Friday, 1 May 2020

Daughters Have Equal Rights In Ancestral Property, Even If They Were Born Before Enactment Of Hindu Succession Act, Holds Supreme Court

Daughters Have Equal Rights In Ancestral Property, Even If They Were Born Before Enactment Of Hindu Succession Act, Holds Supreme Court [Read Judgment]
Feb 4th 2018, 09:07, by Sukriti

Manu Sebastian

The Supreme Court has held that daughters who were born before the enactment of Hindu Succession Act 1956 are entitled to equal shares as son in ancestral property.  The ruling was rendered in an appeal filed by daughters challenging a decree in a partition suit, which excluded them from partition.

 The partition suit was filed by the grandson of the deceased propositus of a joint family in 2002. The Trial Court held that daughters were not entitled to share in property, as they were born before 1956, the year of enactment of Hindu Succession Act. The Trail Court also denied them the benefit of 2005 amendment, which conferred equal coparcenary status to daughters as sons.  The High Court upheld the decree of the Trial Court.

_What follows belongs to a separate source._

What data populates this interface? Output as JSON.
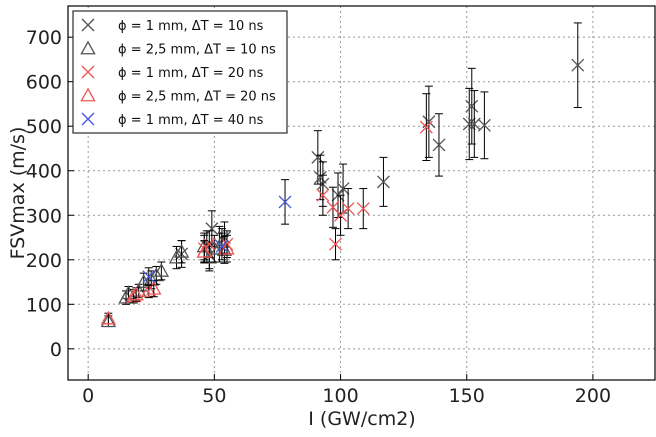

The Supreme Court held that the Courts below erred in holding that daughters were not entitled to partition because they were born before 1956. It was held that according to Section 6 of the Act ,when a coparcener dies leaving behind any female relative specified in Class I of the Schedule to the Act(which includes a daughter), his undivided interest in the Mitakshara coparcenary property would not devolve upon the surviving coparcener by survivorship but upon his heirs by intestate succession.  Therefore, the interest of the deceased coparcener would devolve by intestate succession on his heirs, which included his daughters.

The Court also held that the daughters were entitled to the benefit of 2005 amendment as well, and on that basis also they were entitled to shares.  It was settled in Prakash v. Phulavati (2016) 2 SCC 36 rights under the amendment area available to daughters living on the date of amendment, irrespective of when they were born.  In the instant case, the bench comprising Justice A.K Sikri and Justice Ashok Bhushan explained it further, and stated that the amendment declared that a daughter ‘shall by birth’  became coparcener in her own right in the same manner as son. Hence, the daughter will get coparcenary right by virtue of the amendment, ‘since birth’. It was observed as follows :-

Section 6, as amended, stipulates that on and from the commencement of the amended Act, 2005, the daughter of a coparcener shall by birth become a coparcener in her own right in the same manner as the son. It is apparent that the status conferred upon sons under the old section and the old Hindu Law was to treat them as coparceners since birth. The amended provision now statutorily recognizes the rights of coparceners of daughters as well since birth. The section uses the words in the same manner as the son. It should therefore be apparent that both the sons and the daughters of a coparcener have been conferred the right of becoming coparceners by birth. It is the very factum of birth in a coparcenary that creates the coparcenary, therefore the sons and daughters of a coparcener become coparceners by virtue of birth. Devolution of coparcenary property is the later stage of and a consequence of death of a coparcener. The first stage of a coparcenary is obviously its creation as explained above, and as is well recognized.

Also, the fact that the partition suit was filed in 2002 was held to be inconsequential. The Court stated that so far as partition suits are concerned, the partition becomes final only on the passing of a final decree. The decree was passed in 2007. Here, the rights of the daughters got crystallised in 2005, and hence the Trial Court ought to have taken into account that aspect while passing decree in 2007.

The Court also observed that 2005 amendment was brought in on the touchstone of equality, thus seeking to remove the perceived disability and prejudice to which a daughter was subjected.

The fundamental changes brought forward about in the Hindu Succession Act, 1956 by amending it in 2005, are perhaps a realization of the immortal words of Roscoe Pound as appearing in his celebrated treaties, The Ideal Element in Law, that “the law must be stable and yet it cannot stand still. Hence all thinking about law has struggled to reconcile the conflicting demands of the need of stability and the need of change.- the Bench observed.

Hence, it was held that shares will devolve on the daughters as well.